Value investing and Covid-19 crisis did not mix well. Value has indeed been underperforming growth going into the market correction this year, continued to underperform during the crisis and still underperformed in the subsequent rebound. This is summarized in the below graph from JPMorgan.
Fortunately enough, investing is not about looking into the rear mirror. And here we remain convinced that the odds of an imminent rebound of value stocks are increasing.
Source : JPMorgan
The main reasons for our high conviction level into our investment approach are the following :
The value spread, or the valuation gap between the most expensive stocks and the cheapest stocks in the main developed markets is at historical high. This is the same valuation excess last seen before the bursting of the Internet bubble. If history is any guide, the higher the valuation spread, the higher the outperformance going forward of value stocks. In other words, the more value underperforms its growth counterparts, the higher the expected future return. We agree humbly that this argument is hardly recomforting for existing value investors but it is what we call the law of (valuation) gravity of the financial markets.
- An exaggeration of some of the argumentation in favour of growth investors
As value investors we are quite used to the arguments of technological disruption, the importance of intangibles not considered by many value investors and the concentration of market shares to a small number of winners. However, a closer look at these arguments makes us think that some of them are exaggerated. Value stocks are better, healthier, have high market shares and are more profitable than their reputation.
- Inflation and higher interest rates will return.

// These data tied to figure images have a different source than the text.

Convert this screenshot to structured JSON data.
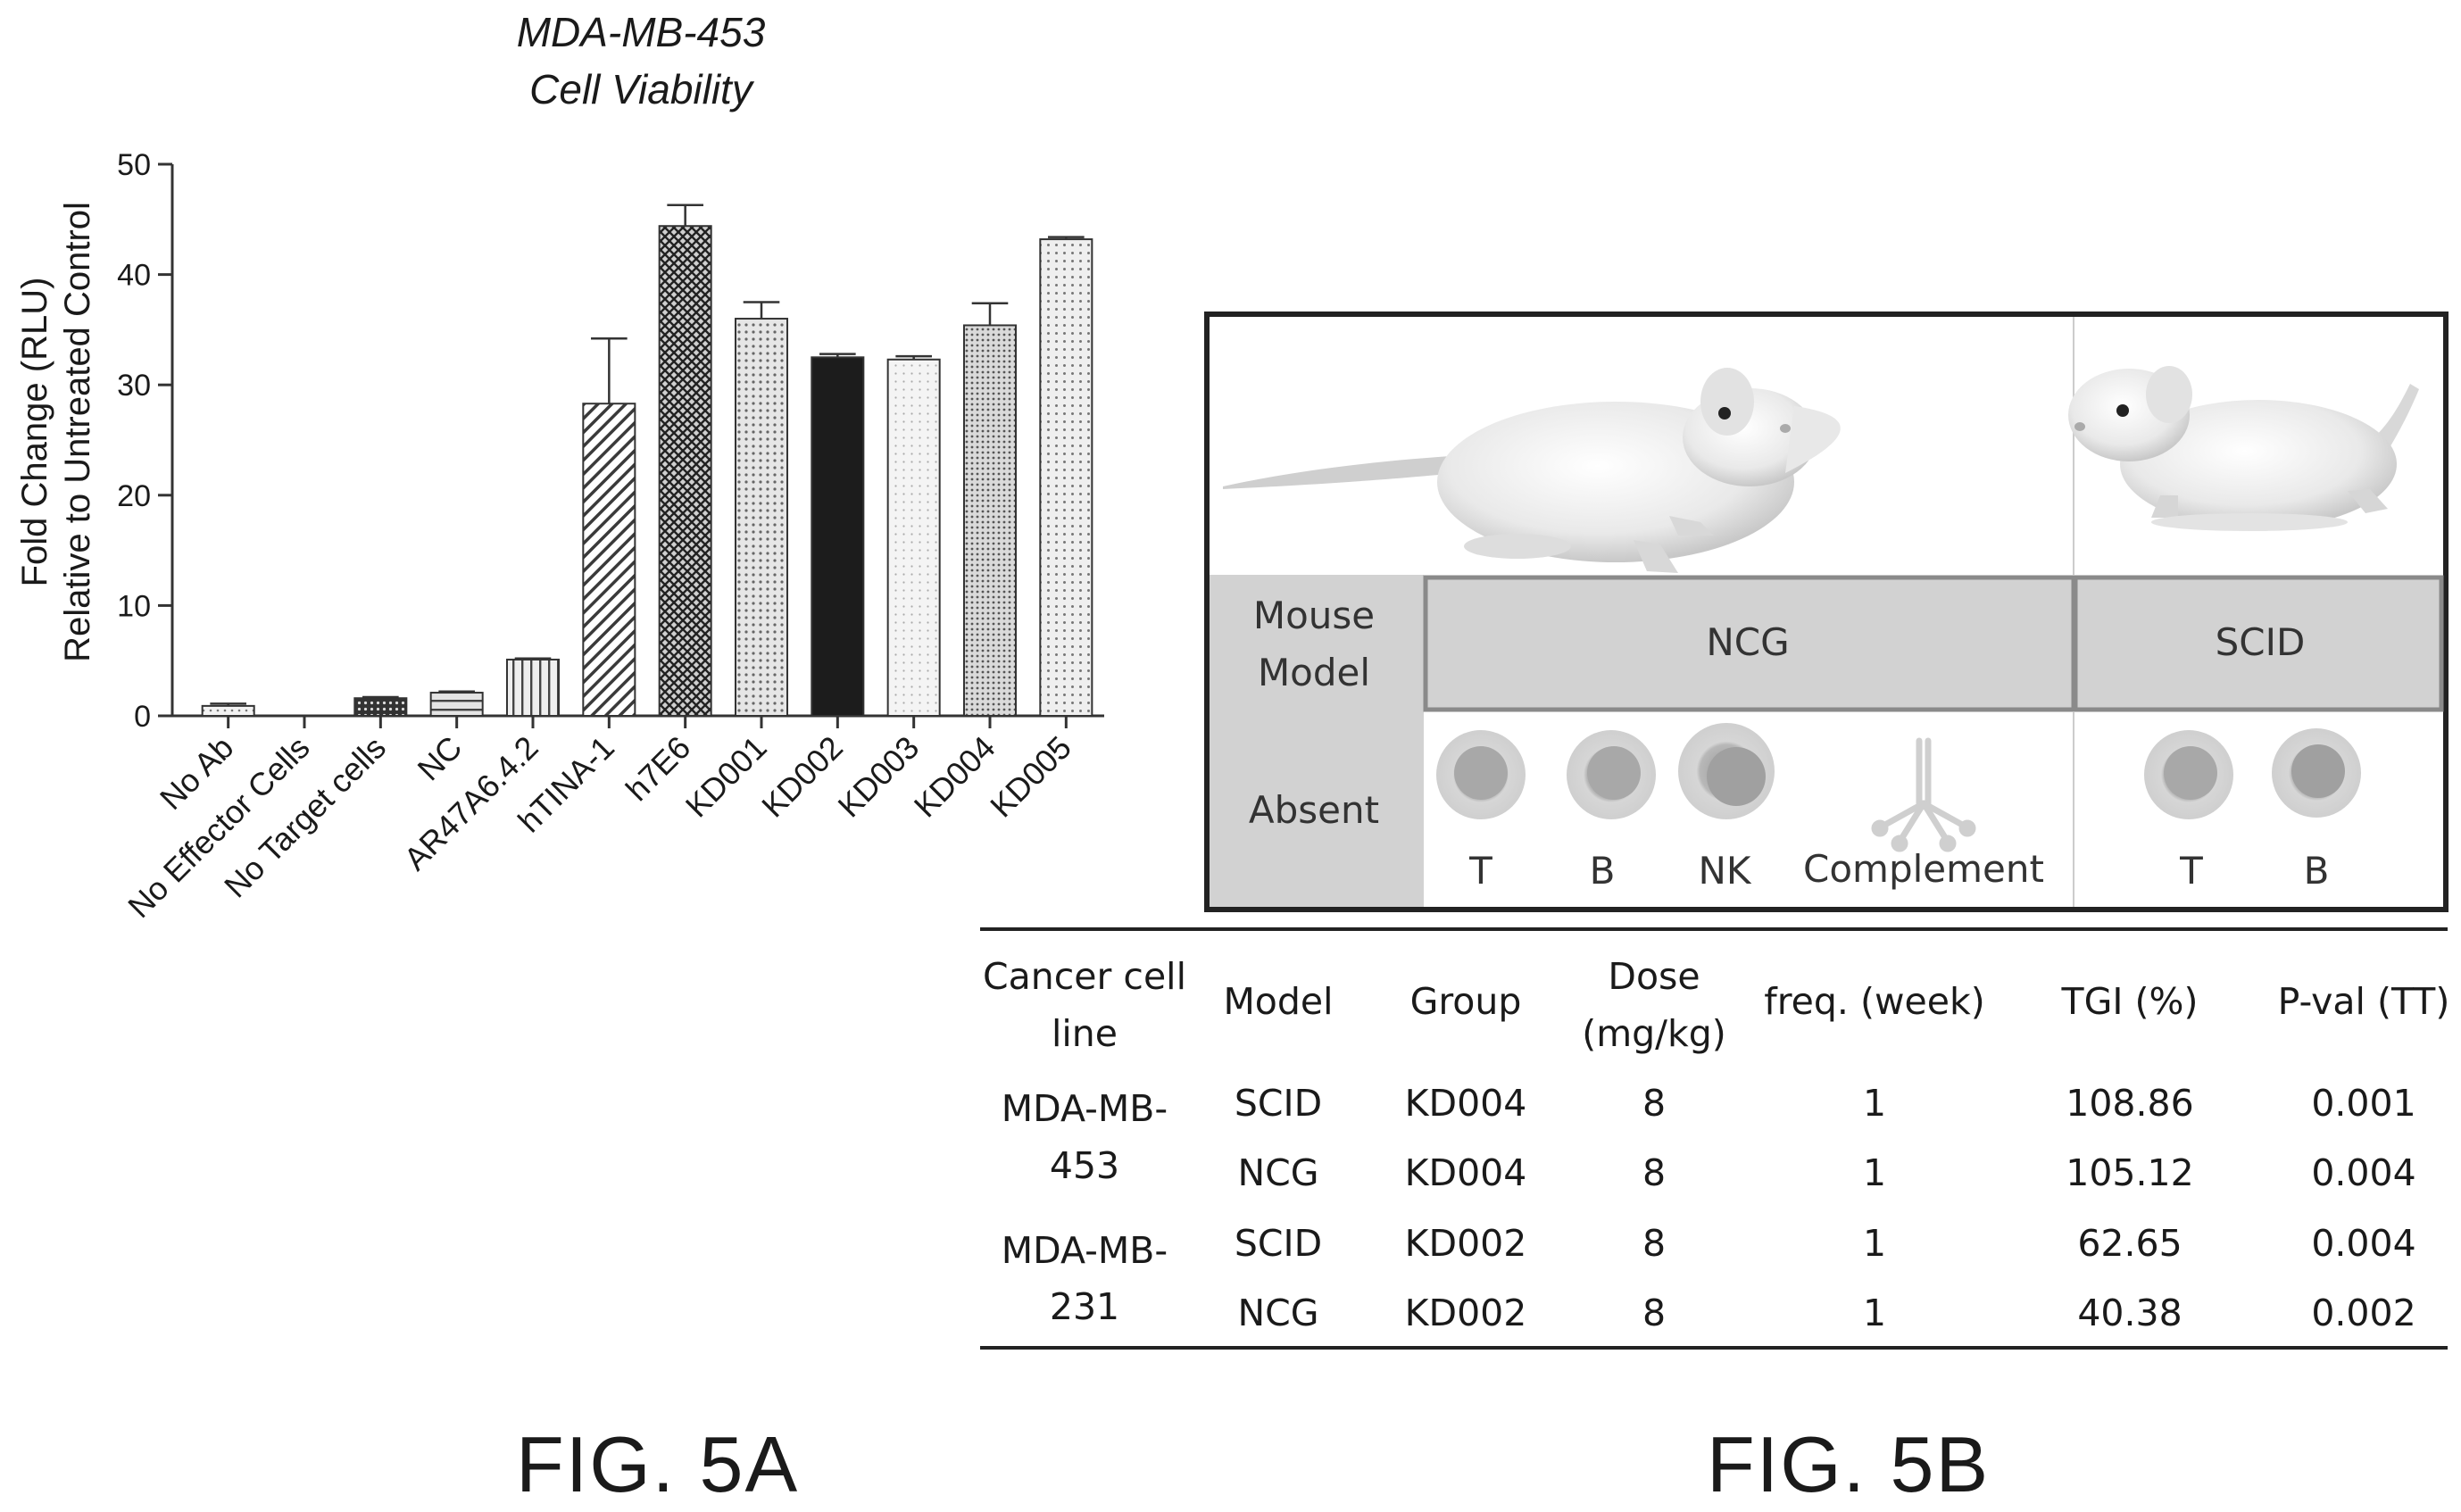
{
  "chart_data": {
    "type": "bar",
    "title": "MDA-MB-453",
    "subtitle": "Cell Viability",
    "ylabel": "Fold Change (RLU)",
    "ylabel2": "Relative to Untreated Control",
    "ylim": [
      0,
      50
    ],
    "yticks": [
      "0",
      "10",
      "20",
      "30",
      "40",
      "50"
    ],
    "categories": [
      "No Ab",
      "No Effector Cells",
      "No Target cells",
      "NC",
      "AR47A6.4.2",
      "hTINA-1",
      "h7E6",
      "KD001",
      "KD002",
      "KD003",
      "KD004",
      "KD005"
    ],
    "values": [
      0.9,
      0,
      1.6,
      2.1,
      5.1,
      28.3,
      44.4,
      36.0,
      32.5,
      32.3,
      35.4,
      43.2
    ],
    "errors": [
      0.2,
      0,
      0.1,
      0.1,
      0.1,
      5.9,
      1.9,
      1.5,
      0.3,
      0.3,
      2.0,
      0.2
    ],
    "patterns": [
      "dots-fine",
      "none",
      "dots-dark",
      "hlines",
      "vlines",
      "diag-down",
      "crosshatch",
      "dots-medium",
      "solid-black",
      "dots-light",
      "dots-dense",
      "dots-sparse"
    ]
  },
  "figure_a_label": "FIG. 5A",
  "figure_b_label": "FIG. 5B",
  "diagram": {
    "row1_label_line1": "Mouse",
    "row1_label_line2": "Model",
    "row2_label": "Absent",
    "ncg": "NCG",
    "scid": "SCID",
    "ncg_absent": [
      "T",
      "B",
      "NK",
      "Complement"
    ],
    "scid_absent": [
      "T",
      "B"
    ]
  },
  "table": {
    "headers": [
      [
        "Cancer cell",
        "line"
      ],
      [
        "Model"
      ],
      [
        "Group"
      ],
      [
        "Dose",
        "(mg/kg)"
      ],
      [
        "freq. (week)"
      ],
      [
        "TGI (%)"
      ],
      [
        "P-val (TT)"
      ]
    ],
    "cell_lines": [
      [
        "MDA-MB-",
        "453"
      ],
      [
        "MDA-MB-",
        "231"
      ]
    ],
    "rows": [
      [
        "SCID",
        "KD004",
        "8",
        "1",
        "108.86",
        "0.001"
      ],
      [
        "NCG",
        "KD004",
        "8",
        "1",
        "105.12",
        "0.004"
      ],
      [
        "SCID",
        "KD002",
        "8",
        "1",
        "62.65",
        "0.004"
      ],
      [
        "NCG",
        "KD002",
        "8",
        "1",
        "40.38",
        "0.002"
      ]
    ]
  }
}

One of the reasons value underperformed over the last decade are the low interest rates and the quantitative easing measures put in place by central banks. These were important to help our economies to normalize. We also believe that the exceptional measures currently being announced by governments and central banks are justified to kickstart economic activity after the lockdowns. This approach to throw liquidity at the wall till something sticks is however coming sooner or later at a price: debt, inflation and higher interest rates. Rising prices and higher interest rates in turn will benefit value stocks against their growth counterparts.
- Business sentiment about to rebound from lows
As we pointed out in previous morning coffees, there has been historically a strong positive correlation between outperformance of value stocks and increasing business climate. PMIs are now at extreme lows. The Eurozone composite PMI for example has crashed from 52 points in February, to 30 in March and to an even more depressed 13 level in April. When China was coming out of the lockdown, the PMI quickly rebounded from its lows. We are convinced the same will happen in Europe over the coming weeks.
In the recent Netflix series “The last dance” featuring the career of Michael Jordan, he makes the following comment: “It is who I am. It is how I play the game. That is our mentality. If you do not want to play that way, don’t play that way.” This somehow resonates with us: we are of course adapting the way we apply our investment philosophy in today’s environment, but we stay true to the investment principles laid down by Benjamin Graham in the 1930’s. This is who we are.